Remaining remnants include the Alazán-Apache Courts, built on the site of an old settlement between the Alazán and Apache creeks. A Lipan Apache town existed within San Antonio until 1937, Seale said, when it was torn down and replaced with the city’s oldest public housing project. “Just another example of continuing into living memory,” he said.
And some common surnames associated with Lipan heritage will be familiar to San Antonians: Castro, de Leon, Flores, Solis, Gonzales, Villarreal, Hernandez, Garcia, Leal and Romero, among others.
With Lipan Apocalypse, Seale hopes to change the narrative of tragic demise by filling gaps in their history, some of which exist because of a scarcity of English-language records and others because the very dispersal that ensured their survival as a people also dispersed their culture and traditions.

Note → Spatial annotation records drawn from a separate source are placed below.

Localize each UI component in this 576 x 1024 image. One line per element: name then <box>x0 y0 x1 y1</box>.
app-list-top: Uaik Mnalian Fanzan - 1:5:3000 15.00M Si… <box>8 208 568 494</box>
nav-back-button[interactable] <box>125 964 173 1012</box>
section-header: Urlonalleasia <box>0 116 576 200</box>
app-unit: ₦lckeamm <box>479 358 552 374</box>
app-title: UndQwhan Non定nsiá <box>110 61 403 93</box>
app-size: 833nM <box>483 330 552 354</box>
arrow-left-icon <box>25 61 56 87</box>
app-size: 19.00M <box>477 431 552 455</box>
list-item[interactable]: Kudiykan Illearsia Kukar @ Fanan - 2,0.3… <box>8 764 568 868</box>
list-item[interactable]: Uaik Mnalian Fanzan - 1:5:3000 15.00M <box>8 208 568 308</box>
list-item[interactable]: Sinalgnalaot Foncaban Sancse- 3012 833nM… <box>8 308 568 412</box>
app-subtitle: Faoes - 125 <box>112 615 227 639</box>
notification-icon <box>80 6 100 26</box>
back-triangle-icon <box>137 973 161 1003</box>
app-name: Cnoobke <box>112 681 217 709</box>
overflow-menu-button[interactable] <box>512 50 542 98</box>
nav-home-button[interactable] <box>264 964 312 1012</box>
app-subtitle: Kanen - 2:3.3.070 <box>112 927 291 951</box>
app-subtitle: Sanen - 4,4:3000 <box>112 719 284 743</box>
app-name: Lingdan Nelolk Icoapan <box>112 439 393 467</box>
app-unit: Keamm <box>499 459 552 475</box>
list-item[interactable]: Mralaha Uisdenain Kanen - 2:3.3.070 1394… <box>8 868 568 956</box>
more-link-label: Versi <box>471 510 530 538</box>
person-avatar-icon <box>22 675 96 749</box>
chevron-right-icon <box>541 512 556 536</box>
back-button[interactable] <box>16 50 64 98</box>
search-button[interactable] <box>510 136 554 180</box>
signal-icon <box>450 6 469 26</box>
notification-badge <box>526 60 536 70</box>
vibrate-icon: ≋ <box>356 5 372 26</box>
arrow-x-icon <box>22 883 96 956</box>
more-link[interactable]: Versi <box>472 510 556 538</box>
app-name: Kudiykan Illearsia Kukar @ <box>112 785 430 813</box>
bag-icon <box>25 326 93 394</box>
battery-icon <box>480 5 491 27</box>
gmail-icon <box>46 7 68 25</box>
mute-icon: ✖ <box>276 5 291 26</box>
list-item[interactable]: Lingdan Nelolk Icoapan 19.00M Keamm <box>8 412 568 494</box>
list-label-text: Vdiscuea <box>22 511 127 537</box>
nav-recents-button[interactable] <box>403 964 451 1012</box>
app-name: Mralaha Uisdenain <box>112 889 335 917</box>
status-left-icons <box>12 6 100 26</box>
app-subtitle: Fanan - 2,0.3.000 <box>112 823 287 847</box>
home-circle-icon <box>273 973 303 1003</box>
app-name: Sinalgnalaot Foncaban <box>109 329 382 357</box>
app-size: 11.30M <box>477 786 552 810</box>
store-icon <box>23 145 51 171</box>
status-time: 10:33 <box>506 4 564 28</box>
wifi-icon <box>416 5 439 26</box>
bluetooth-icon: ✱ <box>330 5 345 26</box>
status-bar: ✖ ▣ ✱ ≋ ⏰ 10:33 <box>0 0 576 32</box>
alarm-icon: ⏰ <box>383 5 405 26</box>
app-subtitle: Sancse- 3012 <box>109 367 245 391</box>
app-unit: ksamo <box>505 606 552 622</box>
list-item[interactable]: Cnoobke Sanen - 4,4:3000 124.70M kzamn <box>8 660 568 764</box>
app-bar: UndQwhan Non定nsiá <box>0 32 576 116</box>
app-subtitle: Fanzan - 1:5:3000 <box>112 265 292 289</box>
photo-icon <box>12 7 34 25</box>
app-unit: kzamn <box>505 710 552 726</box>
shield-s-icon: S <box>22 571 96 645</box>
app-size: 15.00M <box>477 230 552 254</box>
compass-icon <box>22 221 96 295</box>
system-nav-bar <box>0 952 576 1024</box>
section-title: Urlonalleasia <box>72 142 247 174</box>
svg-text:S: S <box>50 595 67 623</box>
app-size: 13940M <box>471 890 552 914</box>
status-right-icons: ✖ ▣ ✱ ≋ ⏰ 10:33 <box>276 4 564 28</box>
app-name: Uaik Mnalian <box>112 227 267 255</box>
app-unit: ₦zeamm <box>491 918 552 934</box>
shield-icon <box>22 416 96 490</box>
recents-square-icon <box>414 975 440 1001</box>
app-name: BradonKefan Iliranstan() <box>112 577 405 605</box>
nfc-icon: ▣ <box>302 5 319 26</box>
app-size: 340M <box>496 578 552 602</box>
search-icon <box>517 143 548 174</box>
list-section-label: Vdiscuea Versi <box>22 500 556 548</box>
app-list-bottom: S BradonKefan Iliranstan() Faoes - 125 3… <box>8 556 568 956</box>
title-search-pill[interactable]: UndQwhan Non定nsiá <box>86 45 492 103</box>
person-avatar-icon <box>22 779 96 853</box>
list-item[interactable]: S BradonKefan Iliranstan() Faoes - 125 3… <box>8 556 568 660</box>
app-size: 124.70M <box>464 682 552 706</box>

“Almost all the histories we have of them are told by their opponents,” and are thus skewed and incomplete, Seale said. He admits that in his podcast he gave himself the freedom to imagine why Lipan Apaches made their choices. But “I don’t change any of the facts,” he said. “It’s a bit of an interpretive history in the sense of trying to understand what their motivations were, by imagining that they are rational geopolitical actors like anyone else.”
Lipan Apocalypse is the seventh season of Seale’s A New History of Old Texas podcast, available through popular podcast platforms including Apple and Google, and through Seale’s website.